In Portugal—at least at the time—such a thing would not only be unbelievable, it would be incomprehensible, frowned upon and fought.

You see, from about the time I was old enough to go out alone, Mom complained I didn’t “hold myself up in my own dignity.” Since I was 12, this was incomprehensible, since I had NO dignity (and a twisty sense of humor.)

What mom meant was my inherited class, as a daughter of an educated middle-class family who was attending school beyond fourth grade, unlike the daughters of laborers, who had been sent into the mills at ten.

This was supposed to be a source of pride, which I upheld. I was supposed to internalize a sort of “do you know who I am?” which communicated itself to people who met me the first time.

I never did, partly because of those fine accomplishments, most weren’t even mine, except by chance. Surely I didn’t choose who birthed me nor how educated my ancestors were.

I never managed it, either, even when the accomplishments—such as entering college—were my own.

Mom was right, btw, for that place, that culture. Looking at it through an almost total stranger’s eyes, when I went back this time, I saw that if you don’t hold yourself up as being important, having a reason to be important, people there will walk all over you. If you’re not the “daughter of something” you’re no one and to be exploited and ignored. I just never got it, and was enough my own, solitary person, it didn’t seem to affect me much.

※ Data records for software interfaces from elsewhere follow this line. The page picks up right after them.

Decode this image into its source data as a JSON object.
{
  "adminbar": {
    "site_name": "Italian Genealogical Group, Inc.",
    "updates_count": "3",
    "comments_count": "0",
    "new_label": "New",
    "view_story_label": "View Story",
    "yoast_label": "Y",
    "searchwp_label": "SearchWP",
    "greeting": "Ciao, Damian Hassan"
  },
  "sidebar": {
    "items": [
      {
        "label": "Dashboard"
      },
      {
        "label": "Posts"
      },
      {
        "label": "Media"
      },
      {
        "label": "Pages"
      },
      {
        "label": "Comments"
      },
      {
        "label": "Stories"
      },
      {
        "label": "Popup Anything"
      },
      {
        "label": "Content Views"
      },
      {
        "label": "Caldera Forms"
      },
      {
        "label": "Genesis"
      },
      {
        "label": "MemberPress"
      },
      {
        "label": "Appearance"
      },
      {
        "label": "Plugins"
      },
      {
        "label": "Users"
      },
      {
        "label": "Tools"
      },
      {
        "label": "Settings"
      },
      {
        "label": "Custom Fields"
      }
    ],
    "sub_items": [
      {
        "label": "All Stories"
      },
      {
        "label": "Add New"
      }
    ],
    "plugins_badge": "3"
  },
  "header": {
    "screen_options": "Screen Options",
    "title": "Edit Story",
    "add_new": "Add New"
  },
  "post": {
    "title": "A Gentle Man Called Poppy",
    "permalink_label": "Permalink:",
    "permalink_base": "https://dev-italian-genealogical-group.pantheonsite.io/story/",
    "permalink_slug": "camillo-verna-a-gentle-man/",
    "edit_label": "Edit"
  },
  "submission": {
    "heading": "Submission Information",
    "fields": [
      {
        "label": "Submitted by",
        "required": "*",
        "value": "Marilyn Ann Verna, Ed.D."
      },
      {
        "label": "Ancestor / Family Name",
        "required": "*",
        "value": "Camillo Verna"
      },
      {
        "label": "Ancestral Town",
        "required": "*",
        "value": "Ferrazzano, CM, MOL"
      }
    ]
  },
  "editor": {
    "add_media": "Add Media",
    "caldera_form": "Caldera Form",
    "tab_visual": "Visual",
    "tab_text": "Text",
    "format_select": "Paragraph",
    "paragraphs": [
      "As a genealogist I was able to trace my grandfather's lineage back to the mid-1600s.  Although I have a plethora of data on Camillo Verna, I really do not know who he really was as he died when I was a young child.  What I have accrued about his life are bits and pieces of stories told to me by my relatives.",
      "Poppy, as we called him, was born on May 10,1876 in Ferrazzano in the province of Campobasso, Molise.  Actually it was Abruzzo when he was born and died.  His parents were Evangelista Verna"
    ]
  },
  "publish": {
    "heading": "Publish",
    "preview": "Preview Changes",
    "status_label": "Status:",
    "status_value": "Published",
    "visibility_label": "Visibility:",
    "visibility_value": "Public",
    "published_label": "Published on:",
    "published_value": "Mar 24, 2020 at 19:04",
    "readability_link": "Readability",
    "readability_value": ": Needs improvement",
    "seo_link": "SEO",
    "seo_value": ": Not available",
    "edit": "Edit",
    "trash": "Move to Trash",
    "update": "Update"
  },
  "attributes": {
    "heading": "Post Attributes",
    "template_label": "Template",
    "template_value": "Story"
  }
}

But I see now why the self-deprecating humor in high school; the lame jokes teachers and people in authority made about themselves were a relief. It felt more natural than holding myself up in false pride like armor. Armor is heavy and unwieldy.

It also, in terms of culture, prevents advancement. Part of what we dealt with, in hell-journey through Spain was the fact that every single bureaucrat, janitor, information booth lady, even the security guards/police of which Spain has a lot in surplus to requirements, was “holding him/herself up in their dignity.” Which meant not bending enough to try to understand what two people going through, who spoke no Spanish but only English and Portuguese might be asking or wanted.

It is also, I think, responsible for why Portugal remains largely stagnant while any Portuguese immigrant abroad seems to have a head start on excelling in their field (Yes, weirdly, I did too. The odds against even being published in the bad old days were overwhelming. And most literary careers last 3 books, not 30 something. And I’m not done yet. And in indie, maybe monetary success will come, too.)

You see in Portugal being seen to work excessively or at something dirty, or having enough humility to start again if a career goes bang would be demeaning. It would rob you of your dignity and leave you open to predation or at least social opprobrium. Some people still do it, but they’re rare and exceedingly strong-willed. Meanwhile the country, as a whole, lurches about with no innovation, no enterprise worth the name.

And from my glimpses of Spain, it might be worse there.

I understand why people think these things are genetic, but seriously, culture is enough to explain it. It’s just that very few people go behind the gears of the culture and see the little things that sabotage it. Or how difficult it can be to change, because those evil little mines in the culture field also protect the individual in the way the culture is, right now.

To me, as an American, it’s simply a relief to be able to laugh at myself and refuse the assumed dignity that can’t be dented.

Which is a good thing, since I’m basically starting again. Once more into the breach…

At least I’m doing it from home, and not a strange environment I don’t fully understand.

Americans are, in a way, above our own dignity. We don’t need to hold ourselves in false pride because as sovereigns of our land, we’re all as important as may be.

And the result is that we can work, get our hands dirty, and even laugh at ourselves, with no fear.